Starting at the beginning of the new century, the peer-to-peer (P2P) paradigm for building distributed applications has attracted the attention of industry and media, primarily due to the enormous success of systems such Napster and Gnutella first, and Bittorent later. The multitude of projects that have been proposed based on P2P need to confront with common problems including security, reliability and routing. For these reasons, the IT community is promoting several initiatives about P2P, such as the Intel’s Peer-to-Peer Working Group (for the development of new P2P standards) and the Sun’s JXTA project (for the development of an open-source infrastructure).
Unfortunately, none of these efforts seems to be aimed at supporting the scientific investigation of the properties of P2P systems. The Anthill project was an attempt to fill this hole, by providing a framework helping researchers in the study, the design and analysis of P2P systems.
In order to pursue this goal, we have adopted the ant colony paradigm. In this agent-based approach, artificial ants of limited individual capabilities move across a network of nodes trying to solve a particular problem. While moving, they build (partial) solutions and modify the problem representation by adding collected information. The resulting system may be defined as complex adaptive: individual ants are unintelligent and have no problem solving capability; nevertheless, ant colonies manage to perform several complicated tasks.
Results concerning file sharing and load balancing have been presented in [ICDCS02] and [AP2PC03], respectively. A general overview of the idea can be found in [LNCS02]
The development of Anthill has been interrupted. Yet, the experience gained through it has been fundamental to start a new project, called BISON, that has been founded by the European Community.
References
[ICDCS02] Ozalp Babaoglu, Hein Meling, and Alberto Montresor. Anthill: A framework for the development of agent-based peer-to-peer systems. In Proc. of the 22th Int. Conference on Distributed Computing Systems (ICDCS’02). IEEE, Vienna, Austria, July 2002. [PDF], [Bibtex].

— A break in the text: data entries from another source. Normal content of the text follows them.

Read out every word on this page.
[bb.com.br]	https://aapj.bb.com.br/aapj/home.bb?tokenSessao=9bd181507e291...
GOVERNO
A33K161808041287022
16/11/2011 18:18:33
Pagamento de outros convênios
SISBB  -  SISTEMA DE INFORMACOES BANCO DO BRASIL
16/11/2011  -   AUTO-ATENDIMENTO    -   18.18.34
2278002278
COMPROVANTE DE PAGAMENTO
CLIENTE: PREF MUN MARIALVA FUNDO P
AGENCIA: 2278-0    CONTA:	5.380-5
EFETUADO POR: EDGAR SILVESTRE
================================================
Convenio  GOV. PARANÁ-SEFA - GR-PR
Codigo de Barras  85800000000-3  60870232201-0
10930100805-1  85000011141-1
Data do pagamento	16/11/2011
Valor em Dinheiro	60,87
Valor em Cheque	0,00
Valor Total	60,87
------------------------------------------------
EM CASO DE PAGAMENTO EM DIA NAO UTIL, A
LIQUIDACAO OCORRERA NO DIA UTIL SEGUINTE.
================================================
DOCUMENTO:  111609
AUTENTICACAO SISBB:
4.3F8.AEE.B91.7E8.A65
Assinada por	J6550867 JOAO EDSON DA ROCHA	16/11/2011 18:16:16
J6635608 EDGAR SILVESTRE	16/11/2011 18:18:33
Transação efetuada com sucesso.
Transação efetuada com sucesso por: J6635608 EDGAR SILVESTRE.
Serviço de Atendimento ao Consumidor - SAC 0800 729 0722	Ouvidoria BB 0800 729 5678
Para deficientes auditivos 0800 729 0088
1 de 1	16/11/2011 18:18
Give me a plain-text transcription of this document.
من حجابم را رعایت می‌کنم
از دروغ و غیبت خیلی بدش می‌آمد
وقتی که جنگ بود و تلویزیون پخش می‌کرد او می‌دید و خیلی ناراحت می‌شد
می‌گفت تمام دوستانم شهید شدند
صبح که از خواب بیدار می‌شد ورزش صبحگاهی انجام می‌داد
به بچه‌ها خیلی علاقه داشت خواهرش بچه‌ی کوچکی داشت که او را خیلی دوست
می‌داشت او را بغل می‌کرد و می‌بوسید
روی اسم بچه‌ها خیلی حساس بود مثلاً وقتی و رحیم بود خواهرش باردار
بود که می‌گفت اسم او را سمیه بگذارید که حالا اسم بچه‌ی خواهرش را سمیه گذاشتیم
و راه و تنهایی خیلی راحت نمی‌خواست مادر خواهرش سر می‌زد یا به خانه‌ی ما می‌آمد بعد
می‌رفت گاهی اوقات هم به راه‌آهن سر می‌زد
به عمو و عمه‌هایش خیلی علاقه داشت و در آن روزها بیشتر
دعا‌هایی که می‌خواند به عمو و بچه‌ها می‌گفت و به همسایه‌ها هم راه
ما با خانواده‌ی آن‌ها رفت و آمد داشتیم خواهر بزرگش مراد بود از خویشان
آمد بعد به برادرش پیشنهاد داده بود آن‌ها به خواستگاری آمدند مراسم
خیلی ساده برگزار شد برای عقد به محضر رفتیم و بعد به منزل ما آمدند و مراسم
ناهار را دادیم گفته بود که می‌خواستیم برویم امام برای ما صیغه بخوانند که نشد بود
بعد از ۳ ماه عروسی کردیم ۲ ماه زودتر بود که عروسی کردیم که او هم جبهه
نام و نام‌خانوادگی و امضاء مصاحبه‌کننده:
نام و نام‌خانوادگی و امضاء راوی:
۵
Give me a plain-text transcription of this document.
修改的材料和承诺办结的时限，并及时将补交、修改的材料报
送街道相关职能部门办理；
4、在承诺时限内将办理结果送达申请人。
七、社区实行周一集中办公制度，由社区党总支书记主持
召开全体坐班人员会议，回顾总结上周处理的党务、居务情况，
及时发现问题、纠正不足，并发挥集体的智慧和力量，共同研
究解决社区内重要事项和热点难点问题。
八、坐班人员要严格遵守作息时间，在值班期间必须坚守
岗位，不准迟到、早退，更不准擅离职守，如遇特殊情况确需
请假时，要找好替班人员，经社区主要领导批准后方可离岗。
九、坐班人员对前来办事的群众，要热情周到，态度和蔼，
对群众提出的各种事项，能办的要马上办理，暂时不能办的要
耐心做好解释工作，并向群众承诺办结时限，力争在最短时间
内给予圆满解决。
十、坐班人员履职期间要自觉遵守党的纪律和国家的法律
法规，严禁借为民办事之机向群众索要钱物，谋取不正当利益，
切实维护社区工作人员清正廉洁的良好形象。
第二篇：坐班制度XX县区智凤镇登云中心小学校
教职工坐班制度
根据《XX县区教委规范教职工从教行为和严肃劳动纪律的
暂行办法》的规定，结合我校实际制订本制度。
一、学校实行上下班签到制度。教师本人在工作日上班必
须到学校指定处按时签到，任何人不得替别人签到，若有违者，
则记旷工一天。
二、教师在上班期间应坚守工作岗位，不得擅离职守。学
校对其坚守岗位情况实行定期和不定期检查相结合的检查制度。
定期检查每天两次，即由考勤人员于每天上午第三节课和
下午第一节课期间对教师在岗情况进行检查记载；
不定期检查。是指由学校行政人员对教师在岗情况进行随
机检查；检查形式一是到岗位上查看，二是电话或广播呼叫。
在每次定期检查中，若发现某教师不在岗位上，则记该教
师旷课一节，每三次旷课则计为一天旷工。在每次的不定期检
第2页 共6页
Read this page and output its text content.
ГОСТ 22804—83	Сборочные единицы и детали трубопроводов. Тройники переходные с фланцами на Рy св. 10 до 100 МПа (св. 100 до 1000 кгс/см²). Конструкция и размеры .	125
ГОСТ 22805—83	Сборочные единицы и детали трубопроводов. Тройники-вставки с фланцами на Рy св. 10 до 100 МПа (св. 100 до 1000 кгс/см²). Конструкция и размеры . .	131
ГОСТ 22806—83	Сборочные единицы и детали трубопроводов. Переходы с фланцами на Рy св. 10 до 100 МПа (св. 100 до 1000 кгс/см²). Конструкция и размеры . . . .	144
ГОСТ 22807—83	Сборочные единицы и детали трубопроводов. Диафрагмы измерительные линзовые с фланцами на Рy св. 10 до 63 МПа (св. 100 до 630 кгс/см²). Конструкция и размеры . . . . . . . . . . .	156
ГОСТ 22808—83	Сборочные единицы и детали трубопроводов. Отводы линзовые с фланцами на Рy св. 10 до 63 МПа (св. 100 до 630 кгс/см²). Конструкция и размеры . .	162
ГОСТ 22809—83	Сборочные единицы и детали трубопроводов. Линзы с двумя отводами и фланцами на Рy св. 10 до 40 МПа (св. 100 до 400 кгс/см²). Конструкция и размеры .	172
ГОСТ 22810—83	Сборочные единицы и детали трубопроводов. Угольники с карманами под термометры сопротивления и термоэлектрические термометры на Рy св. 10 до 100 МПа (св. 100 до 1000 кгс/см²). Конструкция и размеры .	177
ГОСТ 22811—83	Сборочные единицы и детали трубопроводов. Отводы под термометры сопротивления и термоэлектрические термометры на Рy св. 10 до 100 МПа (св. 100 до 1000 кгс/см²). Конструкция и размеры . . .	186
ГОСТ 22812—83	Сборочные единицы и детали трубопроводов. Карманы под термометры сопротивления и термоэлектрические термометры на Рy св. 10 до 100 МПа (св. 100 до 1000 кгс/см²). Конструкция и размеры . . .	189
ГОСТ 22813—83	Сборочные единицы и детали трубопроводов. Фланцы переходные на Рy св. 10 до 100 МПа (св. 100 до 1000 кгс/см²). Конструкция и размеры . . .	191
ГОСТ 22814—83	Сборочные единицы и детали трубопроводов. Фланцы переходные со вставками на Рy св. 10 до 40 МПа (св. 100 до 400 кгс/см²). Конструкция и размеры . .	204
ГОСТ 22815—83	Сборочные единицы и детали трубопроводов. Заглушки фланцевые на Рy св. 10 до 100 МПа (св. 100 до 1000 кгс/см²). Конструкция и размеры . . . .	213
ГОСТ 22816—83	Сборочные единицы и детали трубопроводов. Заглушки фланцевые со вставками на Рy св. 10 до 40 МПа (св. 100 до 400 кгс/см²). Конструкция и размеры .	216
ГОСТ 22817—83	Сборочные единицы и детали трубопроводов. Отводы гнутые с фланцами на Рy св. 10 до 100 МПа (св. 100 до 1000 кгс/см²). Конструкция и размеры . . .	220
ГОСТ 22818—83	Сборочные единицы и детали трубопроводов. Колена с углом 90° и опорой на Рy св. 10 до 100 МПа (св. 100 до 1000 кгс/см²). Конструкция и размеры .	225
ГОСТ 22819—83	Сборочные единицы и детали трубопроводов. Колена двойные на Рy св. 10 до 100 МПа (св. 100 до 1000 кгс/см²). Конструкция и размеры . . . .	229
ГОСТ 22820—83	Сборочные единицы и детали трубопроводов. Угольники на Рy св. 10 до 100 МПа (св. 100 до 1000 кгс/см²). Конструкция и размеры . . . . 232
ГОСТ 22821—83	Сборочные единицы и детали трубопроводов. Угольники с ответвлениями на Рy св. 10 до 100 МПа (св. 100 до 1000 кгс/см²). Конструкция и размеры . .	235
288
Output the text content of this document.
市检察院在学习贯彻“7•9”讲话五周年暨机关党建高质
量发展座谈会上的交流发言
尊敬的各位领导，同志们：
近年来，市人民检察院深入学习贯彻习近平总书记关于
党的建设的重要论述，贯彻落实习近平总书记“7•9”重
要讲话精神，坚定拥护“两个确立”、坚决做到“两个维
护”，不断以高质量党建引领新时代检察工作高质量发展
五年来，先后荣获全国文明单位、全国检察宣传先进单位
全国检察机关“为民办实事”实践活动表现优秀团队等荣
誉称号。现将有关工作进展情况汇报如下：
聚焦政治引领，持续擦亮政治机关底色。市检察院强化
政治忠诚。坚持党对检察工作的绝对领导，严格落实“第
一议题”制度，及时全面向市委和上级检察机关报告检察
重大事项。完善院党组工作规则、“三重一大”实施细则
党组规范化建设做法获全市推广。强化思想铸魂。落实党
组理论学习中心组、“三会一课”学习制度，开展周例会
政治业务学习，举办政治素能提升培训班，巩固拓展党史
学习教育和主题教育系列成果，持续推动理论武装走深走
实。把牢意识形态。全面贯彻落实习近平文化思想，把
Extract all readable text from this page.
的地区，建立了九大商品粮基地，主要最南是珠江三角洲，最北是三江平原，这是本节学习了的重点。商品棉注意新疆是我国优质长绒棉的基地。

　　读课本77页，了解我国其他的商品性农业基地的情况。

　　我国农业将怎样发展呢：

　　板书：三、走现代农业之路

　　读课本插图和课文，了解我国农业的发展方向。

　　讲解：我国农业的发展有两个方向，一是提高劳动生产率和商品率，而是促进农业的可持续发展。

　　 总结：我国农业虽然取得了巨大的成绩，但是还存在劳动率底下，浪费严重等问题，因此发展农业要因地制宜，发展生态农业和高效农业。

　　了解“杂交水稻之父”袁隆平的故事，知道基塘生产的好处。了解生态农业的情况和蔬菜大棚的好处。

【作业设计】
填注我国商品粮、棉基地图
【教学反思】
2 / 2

[LNCS02] Alberto Montresor, Hein Meling, and Ozalp Babaoglu. Towards adaptive, resilient and self-organizing peer-to-peer systems. In Web Engineering and Peer-to-Peer, number 2376 in Lecture Notes in Computer Science, pages 300–305. Springer-Verlag, 2002. [PDF], [Bibtex].
[AP2PC03] Alberto Montresor, Hein Meling, and Ozalp Baboglu. Messor: Load-balancing through a swarm of autonomous agents. In Proc. of the 1st Workshop on Agent and Peer-to-Peer Systems (AP2PC’02), number 2530 in Lecture Notes in Artificial Intelligence, pages 125–137. Springer-Verlag, Bologna, Italy, July 2003. [PDF], [Bibtex].